Sauf qu’en dehors du fait que cela permet au gouvernement de montrer (à moindre frais politiques comme l’avoue le cabinet du ministre) qu’il est actif sur le front de la « transition écologique », cette mesure n’aura aucun autre impact que de maintenir la situation écologique (et du même coup sociale, économique et même sanitaire) du pays dans laquelle elle se trouve aujourd’hui : la voie ouverte vers la désertification.

Nous naviguons ici en plein « syndrome de la référence changeante » : Plutôt que de prendre une période de référence qui précède le moment où l’on a pu percevoir concrètement les graves conséquences de la transformation des paysages sur les équilibres écologiques locaux et globaux (changements climatiques, dégradation des cycles de l’eau, appauvrissement des sols, extinction de masse des espèces…), le gouvernement nous propose comme seul et unique horizon pour 2030 d’ « arrêter la saignée », de créer « dès 2023 » un observatoire pour « connaître et caractériser les haies sur la France entière », et d’attribuer 110 millions d’euros supplémentaires pour la haie.

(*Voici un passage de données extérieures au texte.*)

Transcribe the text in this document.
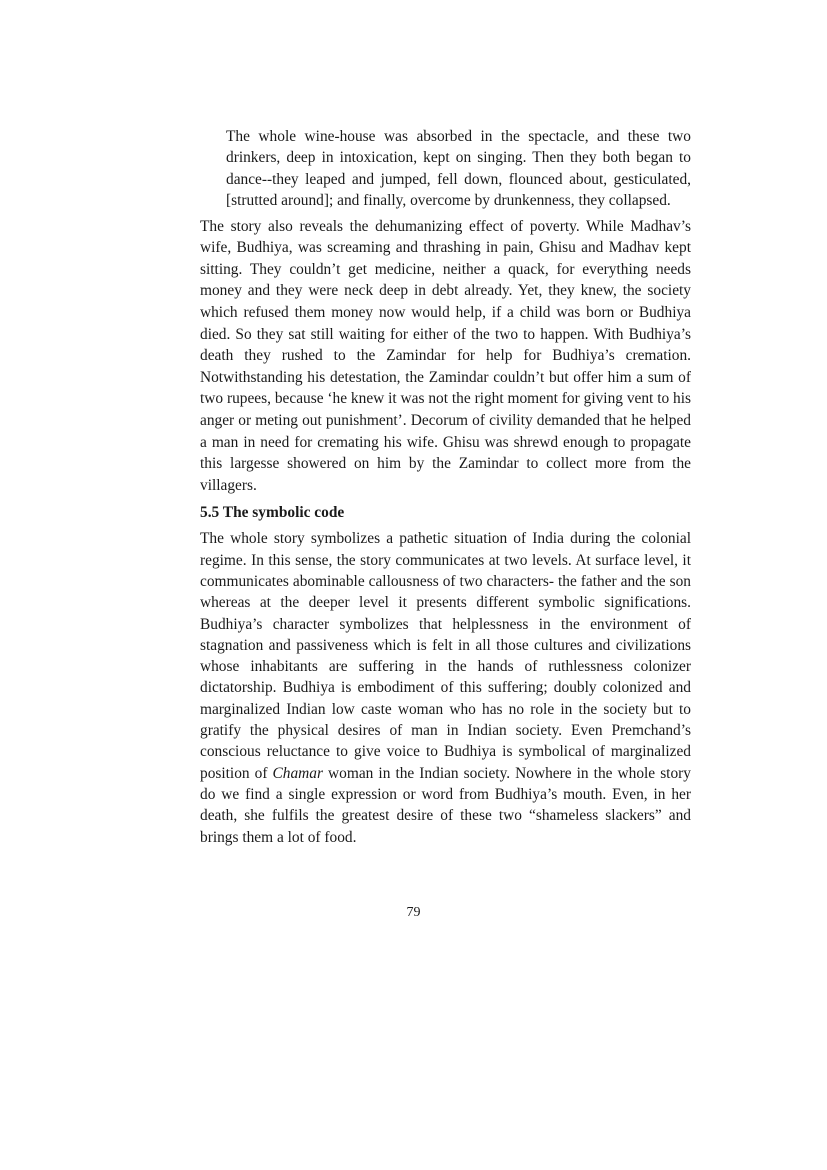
The whole wine-house was absorbed in the spectacle, and these two drinkers, deep in intoxication, kept on singing. Then they both began to dance--they leaped and jumped, fell down, flounced about, gesticulated, [strutted around]; and finally, overcome by drunkenness, they collapsed.

The story also reveals the dehumanizing effect of poverty. While Madhav’s wife, Budhiya, was screaming and thrashing in pain, Ghisu and Madhav kept sitting. They couldn’t get medicine, neither a quack, for everything needs money and they were neck deep in debt already. Yet, they knew, the society which refused them money now would help, if a child was born or Budhiya died. So they sat still waiting for either of the two to happen. With Budhiya’s death they rushed to the Zamindar for help for Budhiya’s cremation. Notwithstanding his detestation, the Zamindar couldn’t but offer him a sum of two rupees, because ‘he knew it was not the right moment for giving vent to his anger or meting out punishment’. Decorum of civility demanded that he helped a man in need for cremating his wife. Ghisu was shrewd enough to propagate this largesse showered on him by the Zamindar to collect more from the villagers.

5.5 The symbolic code

The whole story symbolizes a pathetic situation of India during the colonial regime. In this sense, the story communicates at two levels. At surface level, it communicates abominable callousness of two characters- the father and the son whereas at the deeper level it presents different symbolic significations. Budhiya’s character symbolizes that helplessness in the environment of stagnation and passiveness which is felt in all those cultures and civilizations whose inhabitants are suffering in the hands of ruthlessness colonizer dictatorship. Budhiya is embodiment of this suffering; doubly colonized and marginalized Indian low caste woman who has no role in the society but to gratify the physical desires of man in Indian society. Even Premchand’s conscious reluctance to give voice to Budhiya is symbolical of marginalized position of Chamar woman in the Indian society. Nowhere in the whole story do we find a single expression or word from Budhiya’s mouth. Even, in her death, she fulfils the greatest desire of these two “shameless slackers” and brings them a lot of food.

79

 Source : © Les planteurs volontaires (2015)

Autant vous dire que nous sommes très, très, très loin du compte. Faut-il rappeler que la France comptait, il y a seulement 70 ans, 1,5 million de km de haies ? Et que la seule politique du remembrement, menée entre 1960 et 1990, a causé la disparition de 750.000 km de haies entre 1960 et 1990, soit 50% du total d’après guerre ? Le comblement de 1.000.000 de mares, bassins et étangs, soient 30 à 40% des pièces d’eau du pays ? L’assèchement de 50% de la surface des zones humides du pays ?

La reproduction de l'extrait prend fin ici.